Anthems: Ultraschall, München (1993-2003)

Posted: June 16th, 2017 | Author: | Filed under: Interviews Deutsch | Tags: , , , , , , , , , , | 1 Comment »

Air Liquide – Liquid Air (Blue, 1992)

„Liquid Air“ erschien 1992, also zwei Jahre vor Eröffnung des Ultraschalls. War der Track wichtig bei den vorhergehenden Underworld-Parties, und dann auch noch im Ultraschall?

Monika Kruse: Air Liquide waren sehr oft als Live Act im ersten Ultraschall gebucht, irgendwie gehörten sie fast mit zur Familie. Der Track „Air Liquide“ war jetzt sicherlich nicht im weitläufigen Sinne ein großer Hit, aber er spiegelte den Sound vom Ultraschall und Air Liquide sehr gut wider.

Robert Armani – Circus Bells (Hardfloor Remix) (Djax-Up-Beats, 1993)

Dieser Track ist eine kongeniale Verbindung von Techno aus Chicago und Deutschland. Spielten solche kulturellen Transfers eine Rolle in der Münchner Szene? Und wie wichtig waren 303-Sounds?

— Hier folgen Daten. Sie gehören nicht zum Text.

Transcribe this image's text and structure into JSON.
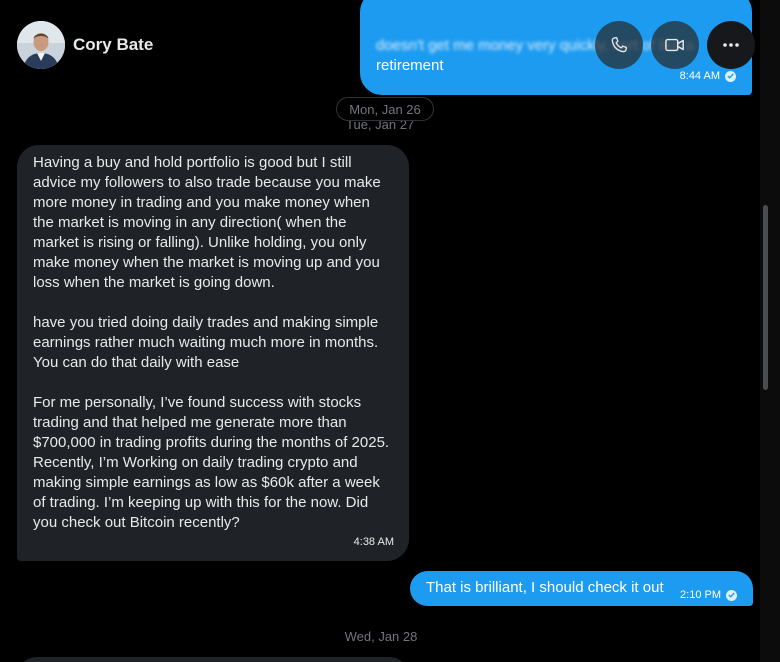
{
  "header": {
    "contact_name": "Cory Bate",
    "call_icon": "phone-icon",
    "video_icon": "video-camera-icon",
    "more_icon": "more-horizontal-icon"
  },
  "messages": {
    "top_outgoing": {
      "line1": "doesn't get me money very quickly, sort of like a",
      "line2": "retirement",
      "time": "8:44 AM"
    },
    "main_incoming": {
      "paragraph1": "Having a buy and hold portfolio is good but I still advice my followers to also trade because you make more money in trading and you make money when the market is moving in any direction( when the market is rising or falling). Unlike holding, you only make money when the market is moving up and you loss when the market is going down.",
      "paragraph2": "have you tried doing daily trades and making simple earnings rather much waiting much more in months. You can do that daily with ease",
      "paragraph3": "For me personally, I’ve found success with stocks trading and that helped me generate more than $700,000 in trading profits during the months of 2025.",
      "paragraph4": "Recently, I’m Working on daily trading crypto and making simple earnings as low as $60k after a week of trading. I’m keeping up with this for the now. Did you check out Bitcoin recently?",
      "time": "4:38 AM"
    },
    "reply_outgoing": {
      "text": "That is brilliant, I should check it out",
      "time": "2:10 PM"
    }
  },
  "dates": {
    "pill": "Mon, Jan 26",
    "behind": "Tue, Jan 27",
    "bottom": "Wed, Jan 28"
  },
  "colors": {
    "outgoing_bubble": "#1d9bf0",
    "incoming_bubble": "#1f2327",
    "background": "#000000",
    "muted_text": "#71767b"
  }
}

Acid spielte natürlich ein große Rolle, aber eine größere Rolle spielte immer noch der Sound von Chicago und Detroit. Der Hardfloor-Remix von „Circus Bells“ hat beide Richtungen perfekt repräsentiert.

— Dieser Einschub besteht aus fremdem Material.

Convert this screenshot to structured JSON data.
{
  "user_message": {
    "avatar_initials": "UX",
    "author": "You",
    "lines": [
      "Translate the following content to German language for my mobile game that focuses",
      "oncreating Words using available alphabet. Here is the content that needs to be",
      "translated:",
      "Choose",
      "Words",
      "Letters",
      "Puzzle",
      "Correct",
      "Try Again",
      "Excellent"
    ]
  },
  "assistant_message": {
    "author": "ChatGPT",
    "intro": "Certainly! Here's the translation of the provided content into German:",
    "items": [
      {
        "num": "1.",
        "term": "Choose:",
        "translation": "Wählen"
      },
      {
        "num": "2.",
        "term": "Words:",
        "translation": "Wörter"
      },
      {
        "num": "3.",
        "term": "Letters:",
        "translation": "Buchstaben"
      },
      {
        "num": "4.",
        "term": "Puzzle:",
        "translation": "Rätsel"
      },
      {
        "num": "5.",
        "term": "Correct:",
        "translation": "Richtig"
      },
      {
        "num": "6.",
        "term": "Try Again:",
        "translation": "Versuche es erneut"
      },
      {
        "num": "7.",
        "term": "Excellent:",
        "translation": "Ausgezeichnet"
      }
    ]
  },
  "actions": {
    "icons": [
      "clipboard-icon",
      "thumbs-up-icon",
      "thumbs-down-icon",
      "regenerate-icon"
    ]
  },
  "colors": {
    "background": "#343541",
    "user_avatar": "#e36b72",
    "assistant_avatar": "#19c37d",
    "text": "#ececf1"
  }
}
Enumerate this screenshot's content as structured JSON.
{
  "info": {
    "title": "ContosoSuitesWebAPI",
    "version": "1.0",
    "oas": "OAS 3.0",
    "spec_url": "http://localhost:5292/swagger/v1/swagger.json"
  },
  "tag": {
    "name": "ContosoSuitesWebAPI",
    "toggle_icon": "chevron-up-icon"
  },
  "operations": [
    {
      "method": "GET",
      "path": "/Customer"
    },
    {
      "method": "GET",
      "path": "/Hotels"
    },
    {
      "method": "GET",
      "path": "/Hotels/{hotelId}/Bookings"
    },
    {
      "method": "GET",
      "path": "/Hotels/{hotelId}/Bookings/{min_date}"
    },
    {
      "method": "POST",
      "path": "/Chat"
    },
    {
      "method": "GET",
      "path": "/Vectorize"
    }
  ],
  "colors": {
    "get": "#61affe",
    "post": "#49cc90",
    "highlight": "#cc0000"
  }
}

Sluts’n’Strings & 909 – Summerbreeze (Loriz Sounds, 1993)

Wiener Techno Artists brachten Platten auf Upstarts in München ansässigem Label Disko B heraus. Gab es da eine Achse zwischen den beiden Städten, inklusive wechselseitiger Beeinflussung und Zusammenarbeit?

Es fand ein großer Austausch zwischen den Wiener Künstlern der sogenannten Cheap-Posse und dem Label Disko B statt. Upstart, einer der Ultraschall-Besitzer, dem auch das Label Disko B gehört, buchte gerne die ganze Posse um Patrick Pulsinger herum, wir wiederum fuhren auch für Disko B-Nächte nach Österreich. Wenn die Österreicher bei uns spielten, war das Überraschungsmoment immer gegeben, entweder total morbide Tracks, dann wieder seriöser Techno, oder auch mal House. Diese Alles-ist-möglich-Haltung im Sound der Österreicher war dem Ultraschall-Spirit sehr nahe.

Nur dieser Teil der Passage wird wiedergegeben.